With the two girls in their midst, trying to explain to a dozen different questioners in the same breath, when and why they had become resident pupils, the noisy procession moved on. Only one was left behind, a pale-faced child in spectacles, who, in spite of all their protests, stood looking after them, insisting she must wait for Sue Bell.
As the others moved away, the new girl beckoned to her with a friendly smile. "You're Janie Clung, aren't you?" she asked, as the little girl advanced a few steps, and then stood awkwardly rubbing one foot against the other.
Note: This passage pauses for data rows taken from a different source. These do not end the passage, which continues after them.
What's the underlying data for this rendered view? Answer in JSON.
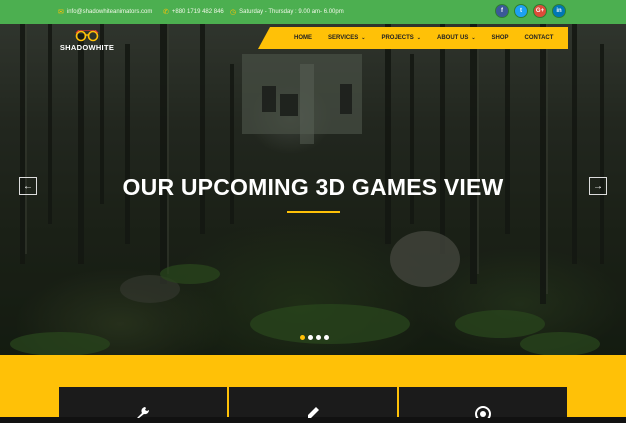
{
  "topbar": {
    "email": "info@shadowhiteanimators.com",
    "phone": "+880 1719 482 846",
    "hours": "Saturday - Thursday : 9.00 am- 6.00pm",
    "socials": [
      {
        "name": "facebook",
        "glyph": "f",
        "color": "#3b5998"
      },
      {
        "name": "twitter",
        "glyph": "t",
        "color": "#1da1f2"
      },
      {
        "name": "google-plus",
        "glyph": "G+",
        "color": "#dd4b39"
      },
      {
        "name": "linkedin",
        "glyph": "in",
        "color": "#0077b5"
      }
    ]
  },
  "logo": {
    "text": "SHADOWHITE"
  },
  "nav": {
    "items": [
      {
        "label": "HOME",
        "dropdown": false
      },
      {
        "label": "SERVICES",
        "dropdown": true
      },
      {
        "label": "PROJECTS",
        "dropdown": true
      },
      {
        "label": "ABOUT US",
        "dropdown": true
      },
      {
        "label": "SHOP",
        "dropdown": false
      },
      {
        "label": "CONTACT",
        "dropdown": false
      }
    ]
  },
  "hero": {
    "headline": "OUR UPCOMING 3D GAMES VIEW",
    "prev": "←",
    "next": "→",
    "slides": 4,
    "active_slide": 1
  },
  "colors": {
    "accent": "#ffc107",
    "topbar": "#4caf50",
    "card": "#1b1b1b"
  },
  "features": [
    {
      "icon": "wrench-icon"
    },
    {
      "icon": "pencil-icon"
    },
    {
      "icon": "target-icon"
    }
  ]
}
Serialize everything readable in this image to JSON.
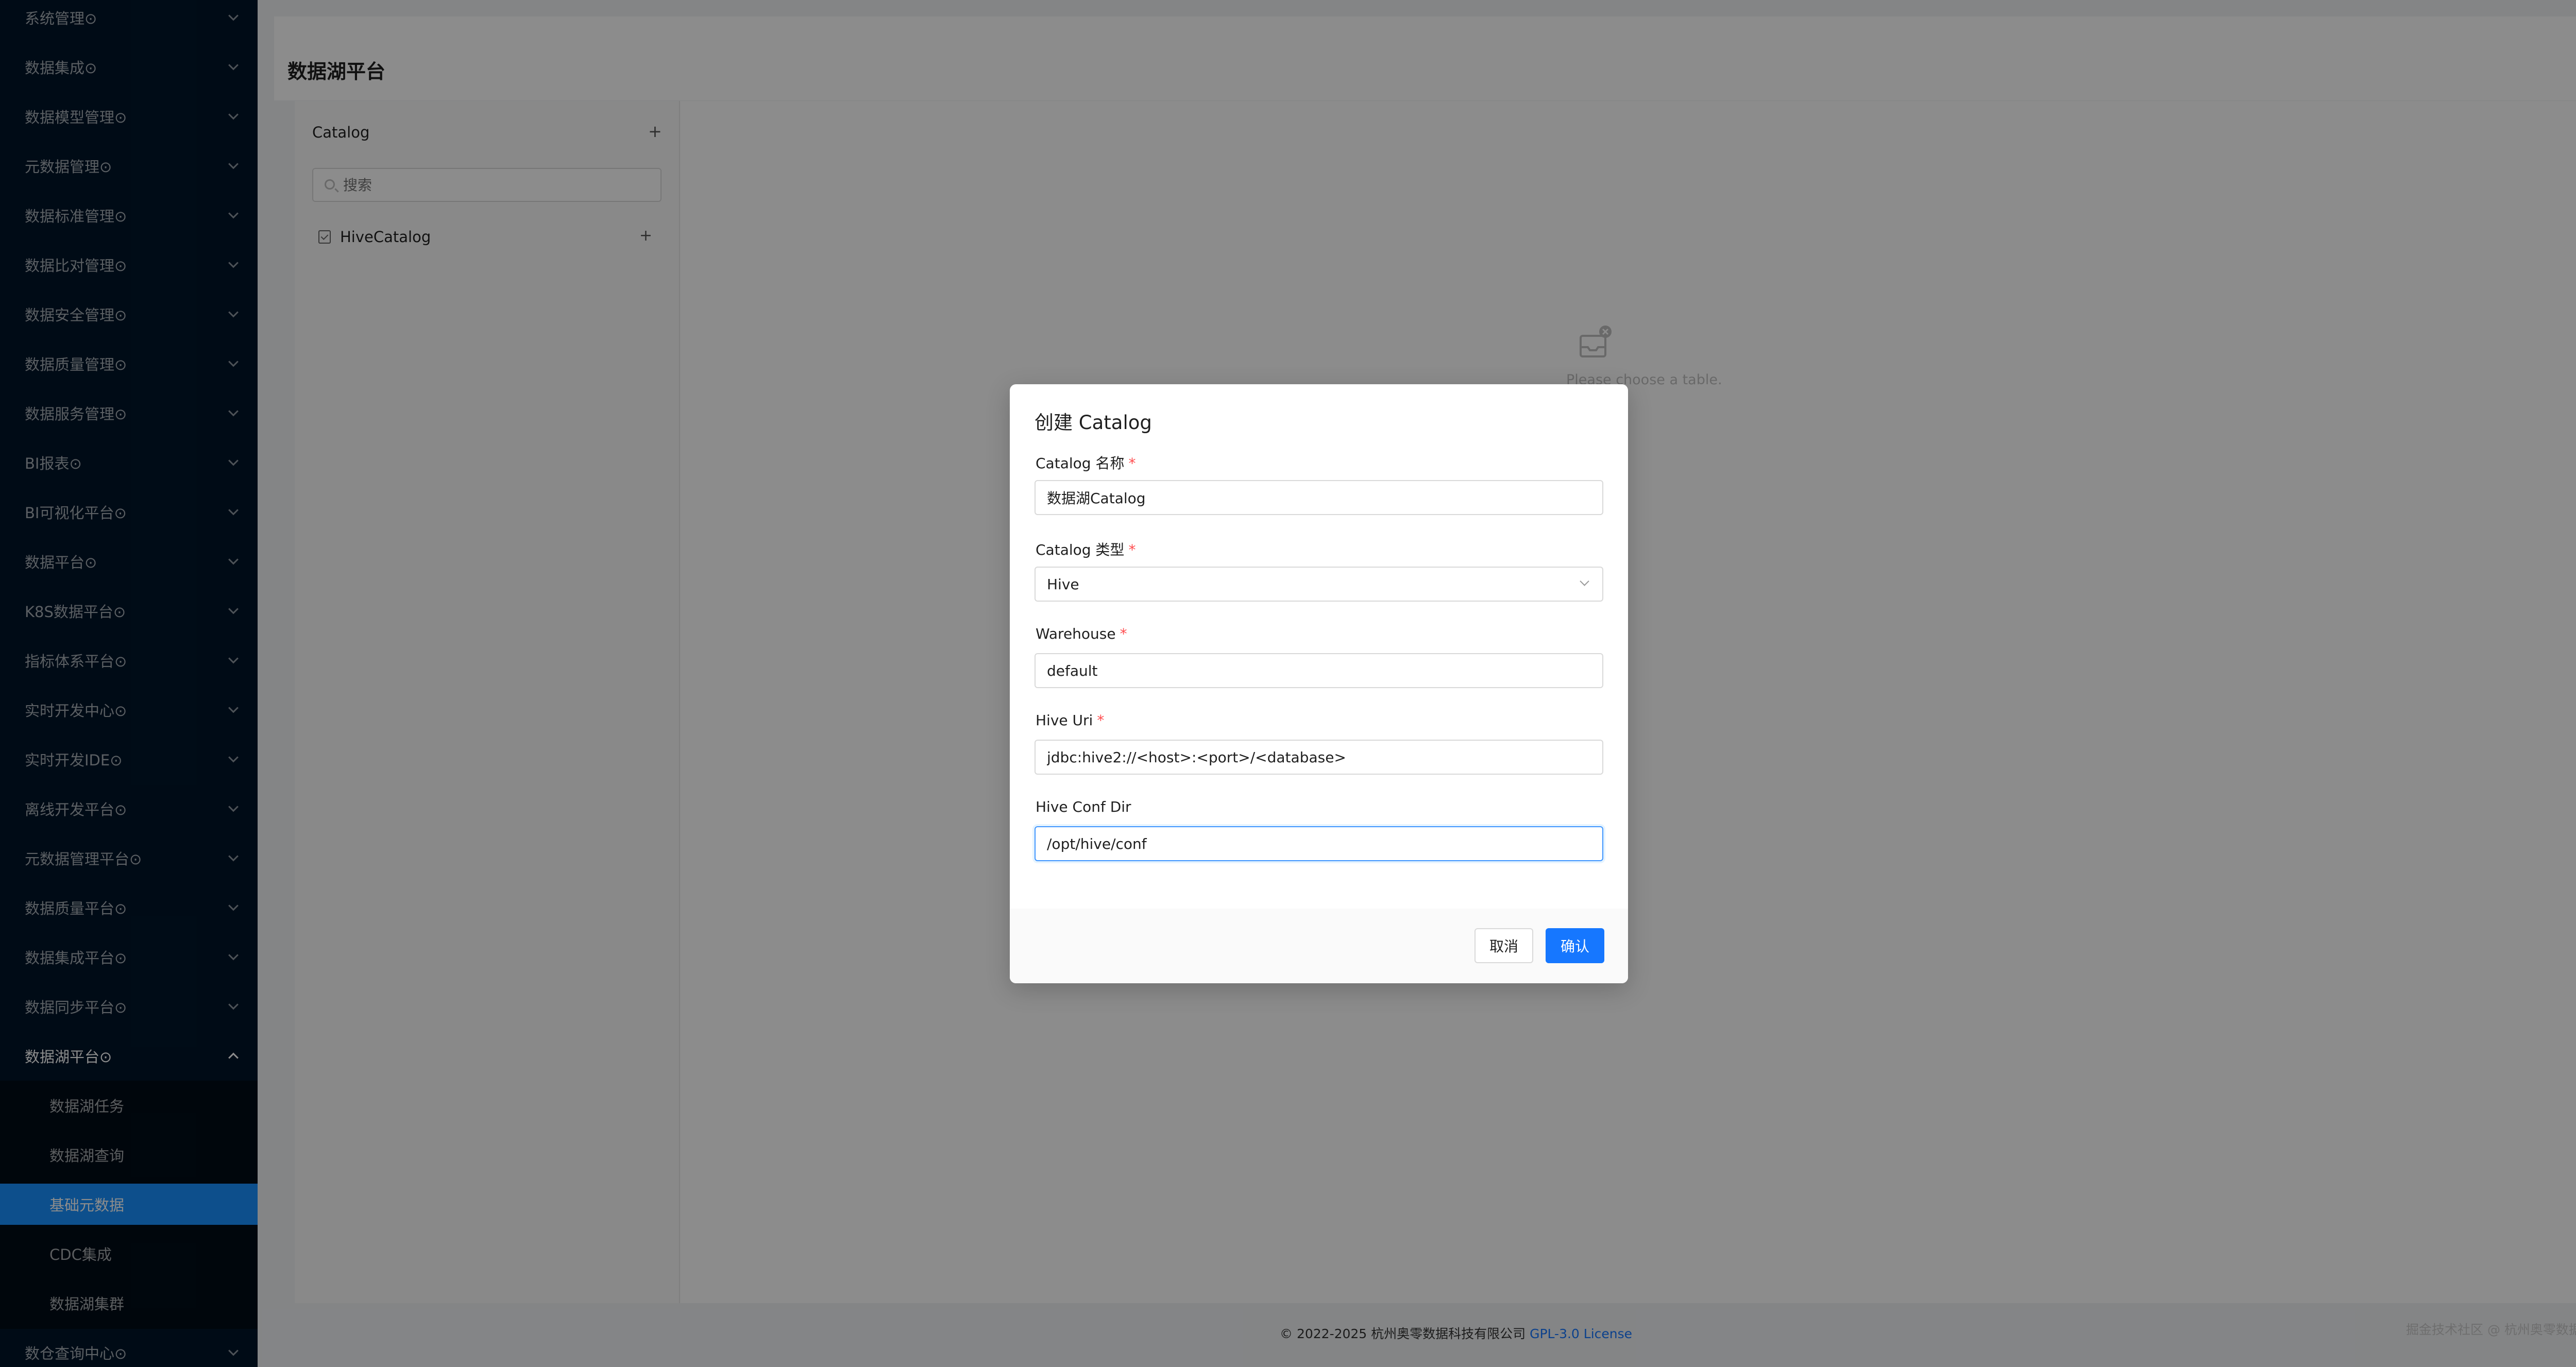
{
  "sidebar": {
    "items": [
      {
        "label": "系统管理⊙"
      },
      {
        "label": "数据集成⊙"
      },
      {
        "label": "数据模型管理⊙"
      },
      {
        "label": "元数据管理⊙"
      },
      {
        "label": "数据标准管理⊙"
      },
      {
        "label": "数据比对管理⊙"
      },
      {
        "label": "数据安全管理⊙"
      },
      {
        "label": "数据质量管理⊙"
      },
      {
        "label": "数据服务管理⊙"
      },
      {
        "label": "BI报表⊙"
      },
      {
        "label": "BI可视化平台⊙"
      },
      {
        "label": "数据平台⊙"
      },
      {
        "label": "K8S数据平台⊙"
      },
      {
        "label": "指标体系平台⊙"
      },
      {
        "label": "实时开发中心⊙"
      },
      {
        "label": "实时开发IDE⊙"
      },
      {
        "label": "离线开发平台⊙"
      },
      {
        "label": "元数据管理平台⊙"
      },
      {
        "label": "数据质量平台⊙"
      },
      {
        "label": "数据集成平台⊙"
      },
      {
        "label": "数据同步平台⊙"
      },
      {
        "label": "数据湖平台⊙"
      }
    ],
    "submenu": [
      {
        "label": "数据湖任务"
      },
      {
        "label": "数据湖查询"
      },
      {
        "label": "基础元数据"
      },
      {
        "label": "CDC集成"
      },
      {
        "label": "数据湖集群"
      }
    ],
    "last_item": {
      "label": "数仓查询中心⊙"
    }
  },
  "page": {
    "title": "数据湖平台",
    "catalog_panel": {
      "title": "Catalog",
      "add_symbol": "+",
      "search_placeholder": "搜索",
      "tree_item": "HiveCatalog",
      "tree_add_symbol": "+"
    },
    "empty_text": "Please choose a table.",
    "footer_text": "© 2022-2025 杭州奥零数据科技有限公司 ",
    "footer_link": "GPL-3.0 License",
    "watermark": "掘金技术社区 @ 杭州奥零数据科技"
  },
  "modal": {
    "title": "创建 Catalog",
    "fields": {
      "name": {
        "label": "Catalog 名称",
        "value": "数据湖Catalog"
      },
      "type": {
        "label": "Catalog 类型",
        "value": "Hive"
      },
      "warehouse": {
        "label": "Warehouse",
        "value": "default"
      },
      "hive_uri": {
        "label": "Hive Uri",
        "value": "jdbc:hive2://<host>:<port>/<database>"
      },
      "hive_conf_dir": {
        "label": "Hive Conf Dir",
        "value": "/opt/hive/conf"
      }
    },
    "required_mark": "*",
    "cancel_label": "取消",
    "ok_label": "确认"
  },
  "colors": {
    "sidebar_bg": "#001529",
    "submenu_bg": "#000c17",
    "active_item": "#1890ff",
    "primary": "#1677ff",
    "required": "#ff4d4f"
  }
}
"You see I couldn't help hearing your name. They spoke it so often. I am Ida Shane, from Clay County. Won't you sit here in the swing with me until the girl you are waiting for comes out, and tell me something about the school? It's so hard," she added, plaintively, "to be a stranger in a place where everybody else has so many friends. You seem to know every one here. From the way they all begged you to go with them, I imagine you must be very popular."
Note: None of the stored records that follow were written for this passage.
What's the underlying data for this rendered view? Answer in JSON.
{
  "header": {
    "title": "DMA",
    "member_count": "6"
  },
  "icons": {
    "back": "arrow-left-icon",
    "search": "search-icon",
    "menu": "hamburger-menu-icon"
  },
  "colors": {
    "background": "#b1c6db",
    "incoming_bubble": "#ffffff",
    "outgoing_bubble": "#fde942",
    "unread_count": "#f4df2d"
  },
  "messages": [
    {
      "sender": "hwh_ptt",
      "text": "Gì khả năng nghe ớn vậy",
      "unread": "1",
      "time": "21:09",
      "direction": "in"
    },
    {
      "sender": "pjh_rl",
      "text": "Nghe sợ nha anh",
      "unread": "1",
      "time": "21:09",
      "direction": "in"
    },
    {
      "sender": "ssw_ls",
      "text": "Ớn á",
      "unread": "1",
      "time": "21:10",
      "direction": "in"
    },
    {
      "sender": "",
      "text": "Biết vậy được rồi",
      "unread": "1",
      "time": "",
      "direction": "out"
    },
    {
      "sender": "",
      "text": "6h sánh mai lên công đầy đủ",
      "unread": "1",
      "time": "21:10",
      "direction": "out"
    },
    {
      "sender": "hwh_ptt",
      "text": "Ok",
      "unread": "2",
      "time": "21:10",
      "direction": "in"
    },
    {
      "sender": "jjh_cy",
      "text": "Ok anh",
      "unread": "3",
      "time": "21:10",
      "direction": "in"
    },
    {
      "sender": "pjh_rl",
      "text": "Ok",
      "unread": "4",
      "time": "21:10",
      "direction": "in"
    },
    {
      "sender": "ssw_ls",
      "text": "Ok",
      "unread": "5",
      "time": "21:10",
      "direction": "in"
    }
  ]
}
Much flattered by this last remark from one so much older than herself, Janie climbed into the seat in the swing, opposite the girl from Clay County, and scrutinized her shyly.
Ida Shane was very pretty, she decided. She must be nearly sixteen, or maybe more, for she wore her dresses long and her hair in a soft, fluffy pompadour. Then Janie's gaze wandered from her hair to a bewitching little dimple that came at the corner of Ida's mouth when she smiled, and she thought to herself that the slow, soft drawl in which Ida spoke was exceedingly musical and ladylike. She found herself talking in a lower tone than usual, and quite slowly, when she answered.
"You know, I think it is always best to be very particular in choosing friends when one goes to a new place," Ida remarked, in a confidential tone, which seemed to insinuate that Janie could be safely chosen. "I don't want to take up with everybody. That's why I want you to tell me which are the first families here in the Valley, and which are the girls whose friendship is worth while having."